# Moving to Almeria region - Advice needed



## Natlers80 (Apr 12, 2016)

Hi everyone. My husband and I are planning to move over to the Almeria region of Spain next year, probably the end of summer time. I am late 20s my husband early 30s.

We've both started to learn the language and but most likely wont be great at it until we move and are using it on a daily basis. 

We have family in Lubrin and would preferably like to move within reasonable driving distance to them. 

We will be moving over with 2 kids under 3. 

My questions are:

What areas are best in relation to schools and preschools etc for the children. after doing some research id like them to go to Spanish state schools. 

My husband will have to start work full time when we move and me part time until we get kids settled and into nursery. 

He is in sales / business development and I am a childminder. We both have degrees but willing to do any kind of work until we get settled and pick up Spanish. 

What are the chances of employment for us just starting out and any areas of Almeria we should look into moving to that would be of advantage job wise?

Any help / advice would be greatly appreciated


----------



## Pesky Wesky (May 10, 2009)

Natlers80 said:


> Hi everyone. My husband and I are planning to move over to the Almeria region of Spain next year, probably the end of summer time. I am late 20s my husband early 30s.
> 
> We've both started to learn the language and but most likely wont be great at it until we move and are using it on a daily basis.
> 
> ...


Hello,
As you don't speak the language and probably won't be able to work in a Spanish workplace for a couple of years, you're obviously limited in the number of jobs available.

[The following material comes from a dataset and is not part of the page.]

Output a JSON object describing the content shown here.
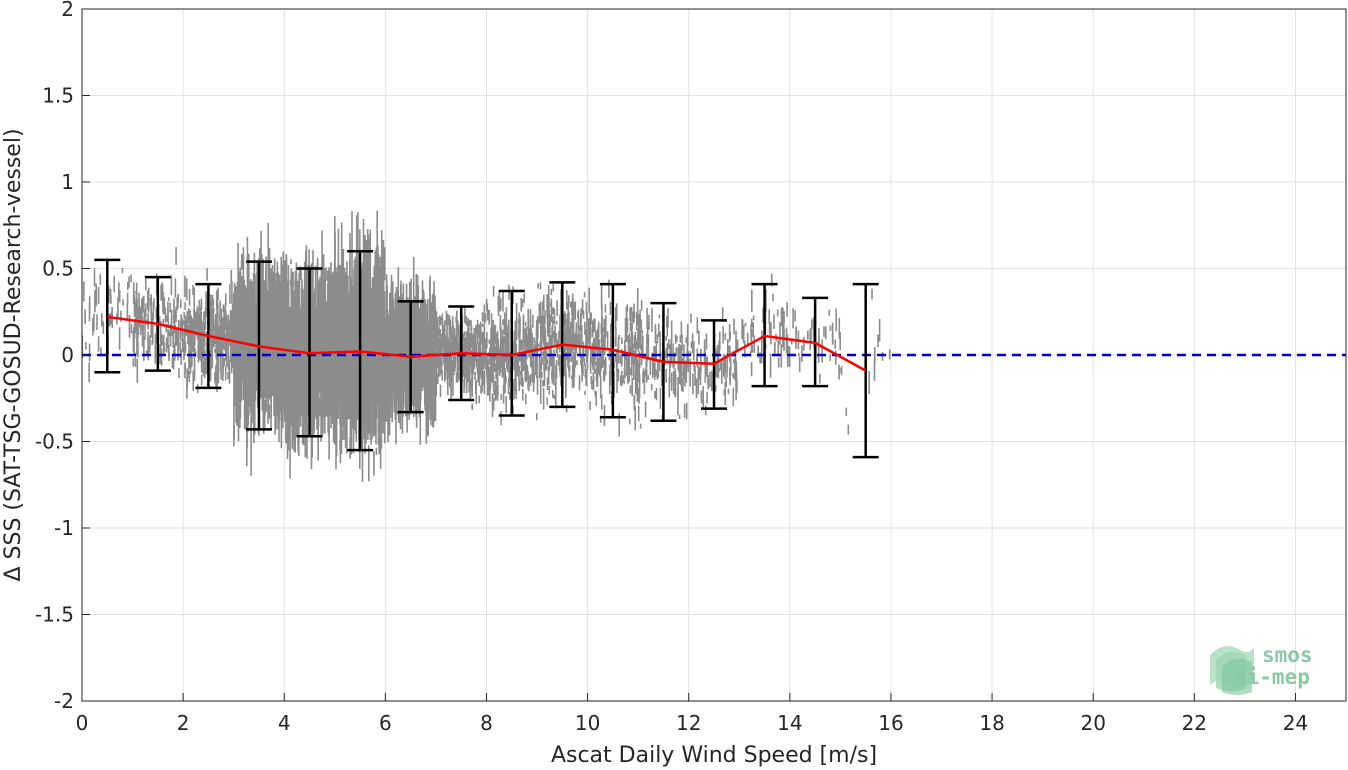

Your husband would have to find a company that works in English which is a little difficult in the south of Spain. You might have more luck with finding child minding work as most people are desperate for their children to be in contact with English form an early age, however, I wouldn't expect it to be very well paid. You may need to get your qualifications recognised.
In Almería unemployment currently stands at 23,57%
Paro por municipios: Almería (Andalucía) 2016 | datosmacro.com

It might be an idea to look and see what kind of jobs are available, if any before moving over. 
Many people say that they are prepared to any kind of work, but there are several things that need to be considered. Firstly the number of people unemployed. With the high unemployment you would expect there to be a fair number of Spanish people, who already speak Spanish of course and are likely to speak English too, to also be applying for those jobs.Also, how long would you be prepared to do any kind of job; a few months, a few years? Would your life be any better if you were doing a crap job for a crap wage, on a crap timetable?
Only you can say if you think it's worth the risk or not, but the worst case scenario is one that's worth considering.
On more positive note your children are young enough to take the move well and you have family in the area, which couod be a great help to you


----------



## Natlers80 (Apr 12, 2016)

Yes, would we only be making the move if one of us secures a full time job. 

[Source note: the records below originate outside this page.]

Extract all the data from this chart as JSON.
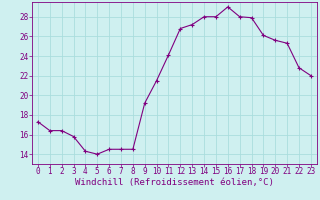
{
  "x": [
    0,
    1,
    2,
    3,
    4,
    5,
    6,
    7,
    8,
    9,
    10,
    11,
    12,
    13,
    14,
    15,
    16,
    17,
    18,
    19,
    20,
    21,
    22,
    23
  ],
  "y": [
    17.3,
    16.4,
    16.4,
    15.8,
    14.3,
    14.0,
    14.5,
    14.5,
    14.5,
    19.2,
    21.5,
    24.1,
    26.8,
    27.2,
    28.0,
    28.0,
    29.0,
    28.0,
    27.9,
    26.1,
    25.6,
    25.3,
    22.8,
    22.0
  ],
  "line_color": "#800080",
  "marker": "+",
  "marker_size": 3,
  "bg_color": "#cff0f0",
  "grid_color": "#aadddd",
  "xlabel": "Windchill (Refroidissement éolien,°C)",
  "xlabel_fontsize": 6.5,
  "tick_fontsize": 5.5,
  "ylim": [
    13,
    29.5
  ],
  "yticks": [
    14,
    16,
    18,
    20,
    22,
    24,
    26,
    28
  ],
  "xticks": [
    0,
    1,
    2,
    3,
    4,
    5,
    6,
    7,
    8,
    9,
    10,
    11,
    12,
    13,
    14,
    15,
    16,
    17,
    18,
    19,
    20,
    21,
    22,
    23
  ]
}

We would be willing to do these jobs for as long as they pay the bills. We are mainly making the move for the childhood it would offer our children and the advantage of being bi lingual for their future. 

Would you recommend the more built up areas for our initial move? Murcia, almeria etc. 

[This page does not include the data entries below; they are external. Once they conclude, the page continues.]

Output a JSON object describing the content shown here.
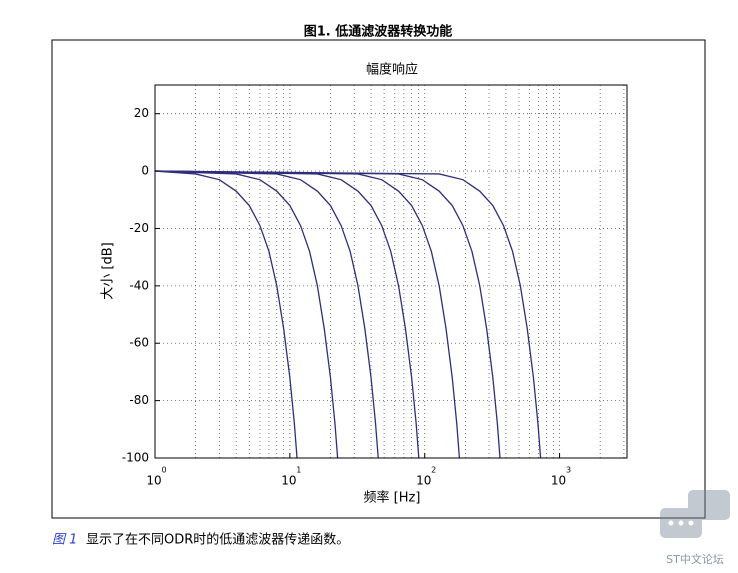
{
  "caption": "图1. 低通滤波器转换功能",
  "chart_data": {
    "type": "line",
    "title": "幅度响应",
    "x_label": "频率 [Hz]",
    "y_label": "大小 [dB]",
    "log_x": true,
    "grid": true,
    "xlim": [
      1,
      3162
    ],
    "ylim": [
      -100,
      30
    ],
    "xticks": [
      {
        "value": 1,
        "label": "10",
        "exponent": "0"
      },
      {
        "value": 10,
        "label": "10",
        "exponent": "1"
      },
      {
        "value": 100,
        "label": "10",
        "exponent": "2"
      },
      {
        "value": 1000,
        "label": "10",
        "exponent": "3"
      }
    ],
    "xminorticks": [
      2,
      3,
      4,
      5,
      6,
      7,
      8,
      9,
      20,
      30,
      40,
      50,
      60,
      70,
      80,
      90,
      200,
      300,
      400,
      500,
      600,
      700,
      800,
      900,
      2000,
      3000
    ],
    "yticks": [
      -100,
      -80,
      -60,
      -40,
      -20,
      0,
      20
    ],
    "series": [
      {
        "color": "#2e2e7a",
        "x": [
          1,
          2,
          3,
          4,
          5,
          6,
          7,
          8,
          9,
          10,
          10.8,
          11.3
        ],
        "values": [
          0,
          -1,
          -3,
          -7,
          -12,
          -19,
          -28,
          -40,
          -55,
          -72,
          -88,
          -100
        ]
      },
      {
        "color": "#2e2e7a",
        "x": [
          1,
          4,
          6,
          8,
          10,
          12,
          14,
          16,
          18,
          20,
          21.6,
          22.6
        ],
        "values": [
          0,
          -1,
          -3,
          -7,
          -12,
          -19,
          -28,
          -40,
          -55,
          -72,
          -88,
          -100
        ]
      },
      {
        "color": "#2e2e7a",
        "x": [
          1,
          8,
          12,
          16,
          20,
          24,
          28,
          32,
          36,
          40,
          43.2,
          45.2
        ],
        "values": [
          0,
          -1,
          -3,
          -7,
          -12,
          -19,
          -28,
          -40,
          -55,
          -72,
          -88,
          -100
        ]
      },
      {
        "color": "#2e2e7a",
        "x": [
          1,
          16,
          24,
          32,
          40,
          48,
          56,
          64,
          72,
          80,
          86.4,
          90.4
        ],
        "values": [
          0,
          -1,
          -3,
          -7,
          -12,
          -19,
          -28,
          -40,
          -55,
          -72,
          -88,
          -100
        ]
      },
      {
        "color": "#2e2e7a",
        "x": [
          1,
          32,
          48,
          64,
          80,
          96,
          112,
          128,
          144,
          160,
          172.8,
          180.8
        ],
        "values": [
          0,
          -1,
          -3,
          -7,
          -12,
          -19,
          -28,
          -40,
          -55,
          -72,
          -88,
          -100
        ]
      },
      {
        "color": "#2e2e7a",
        "x": [
          1,
          64,
          96,
          128,
          160,
          192,
          224,
          256,
          288,
          320,
          345.6,
          361.6
        ],
        "values": [
          0,
          -1,
          -3,
          -7,
          -12,
          -19,
          -28,
          -40,
          -55,
          -72,
          -88,
          -100
        ]
      },
      {
        "color": "#2e2e7a",
        "x": [
          1,
          128,
          192,
          256,
          320,
          384,
          448,
          512,
          576,
          640,
          691.2,
          723.2
        ],
        "values": [
          0,
          -1,
          -3,
          -7,
          -12,
          -19,
          -28,
          -40,
          -55,
          -72,
          -88,
          -100
        ]
      }
    ]
  },
  "body": {
    "ref": "图 1",
    "text": "显示了在不同ODR时的低通滤波器传递函数。"
  },
  "watermark": "ST中文论坛"
}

We will be renting to begin with, so moving about for work to begin with should be relatively easy.


----------



## thrax (Nov 13, 2008)

Your children are the perfect age to integrate into the Spanish system and learn the language. Our son started school when he was 3 and now at 6 he is fluent in both English and Spanish and learning German. However, whilst work is available, at least where we live, it generally goes to folk who are fluent in Spanish. You are quite right to not move until one of you has secured a job. The employment situation is getting better but it is still pretty horrendous.


----------



## Natlers80 (Apr 12, 2016)

thrax said:


> Your children are the perfect age to integrate into the Spanish system and learn the language. Our son started school when he was 3 and now at 6 he is fluent in both English and Spanish and learning German. However, whilst work is available, at least where we live, it generally goes to folk who are fluent in Spanish. You are quite right to not move until one of you has secured a job. The employment situation is getting better but it is still pretty horrendous.


Can I ask what area you live in and what you think of the schools?

What would be the most popular jobs in the area. We are willing to re train in a different area if it was going to be an advantage to us in Spain.


----------